Front-of-pack nutrition labels

Five FoPLs with different type of graphical designs were tested in the present study (Fig 1 [34]).

Fig 1. Front-of-pack nutrition labels tested in the present study.

Three nutrient-specific FoPLs were included: (1) a numeric-only monochromatic label, the Reference Intakes, that was implemented worldwide in 2006 following a voluntary initiative of industrialists and displays the amounts in energy, fats, SFA, sugars and salt [35]; (2) a color-coded label, the Multiple Traffic Lights, implemented in the United Kingdom in 2004, that indicates the amounts of the same nutrients as the RIs, but with a colour associated with each nutrient depending on the amount (green—low, orange—moderate, red—high) [36]; and (3) a warning system, the Warning symbol implemented in Chile in 2016 and then in Peru in 2019, that advises when the level of a given unfavourable nutrient exceeds the limit established by the Chilean Ministry of health [37]. Second, two summary FoPLs were tested: (1) a graded color-coded label, the Nutri-Score, implemented in France in 2017 and later in 2018 in Belgium and Spain, that characterizes the overall nutritional quality of the food or beverage using a graded scale of five colors from dark green (associated with the letter A) to dark orange (associated with the letter E) [17] and (2) a hybrid FoPL, the Health Star Rating system, implemented in Australia and New Zealand in 2014, that combines a graded scale of stars and information on nutrient amounts [38].

Design and stimuli

Three food categories (pizzas, cakes, and breakfast cereals) were tested in the present study and were selected due to being commonly available in Swiss supermarkets and incorporating products with wide variability in nutritional quality. In each food category, a set of three products with distinct nutrient profiles (higher, medium, and lower nutritional quality) was created, allowing a ranking of products according to their nutritional quality. The ranking of the relative nutritional quality between the three products was made depending on the information provided by the FoPLs, and was similar whatever the FoPL. To avoid potential bias in product evaluation (e.g., familiarity, habit), mocks packages featuring a fictional brand (“Stofer”) were developed. When FoPLs were applied to the mock packages, they were affixed in the same place on each food product and covered the same area on the package. To avoid unduly influencing participants’ perceptions of the food products, no other nutritional information or quality indicators was provided. All stimuli are displayed in S1, S2 and S3 Figs.

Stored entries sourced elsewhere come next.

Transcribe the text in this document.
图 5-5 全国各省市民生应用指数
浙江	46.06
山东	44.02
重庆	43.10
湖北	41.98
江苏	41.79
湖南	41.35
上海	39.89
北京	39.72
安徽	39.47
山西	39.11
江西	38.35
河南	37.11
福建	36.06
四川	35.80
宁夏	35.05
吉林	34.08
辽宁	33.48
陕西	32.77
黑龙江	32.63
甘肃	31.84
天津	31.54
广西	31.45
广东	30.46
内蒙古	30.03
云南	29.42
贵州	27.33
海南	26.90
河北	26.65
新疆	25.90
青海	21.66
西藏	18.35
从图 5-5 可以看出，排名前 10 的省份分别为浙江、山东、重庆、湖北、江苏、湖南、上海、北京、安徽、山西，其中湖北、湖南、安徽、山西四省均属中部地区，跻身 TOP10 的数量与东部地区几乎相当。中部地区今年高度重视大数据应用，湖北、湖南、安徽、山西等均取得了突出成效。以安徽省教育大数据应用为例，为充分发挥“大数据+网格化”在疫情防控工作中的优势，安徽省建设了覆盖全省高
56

Following the sociodemographic, lifestyle and nutrition-related questions at the beginning of the survey, participants were asked to complete choice and understanding tasks, and then to answer questions about their perceptions of the FoPL to which they had been assigned. To avoid priming participants towards paying attention specifically to the FoPLs and modify their choices accordingly by introducing first questions on perception and understanding [19], the investigation of the dimensions was performed using the reversed order: food choice, objective understanding and finally perception. First, participants were exposed to the three stimulus sets (one for each food category) without any label on the front of mock packages. They were asked to nominate which of the three displayed products they would buy, with an “I wouldn’t buy any of these products” option also available. After each choice task, participants were asked to rank the set of three products according to their nutritional quality (1- Highest nutritional quality, 2- Medium nutritional quality, and 3- Lowest nutritional quality), with an “I don’t know” option also available. The phrasing of the task used relative terms on nutritional quality (highest/medium/lowest) in order to prevent participants from making assumption on the absolute nutritional quality of the products. Choice and ranking tasks were completed by food category, successively, with the order of presentation of the food categories randomized between respondents. Second, participants were randomized to one of the five FoPL groups and asked to complete the same choice and ranking tasks, but this time with a FoPL affixed to the mock packages. An example of the procedure for the cakes category is presented in Fig 2 [34].

Fig 2. Procedure of the choice and ranking tasks for the cakes category.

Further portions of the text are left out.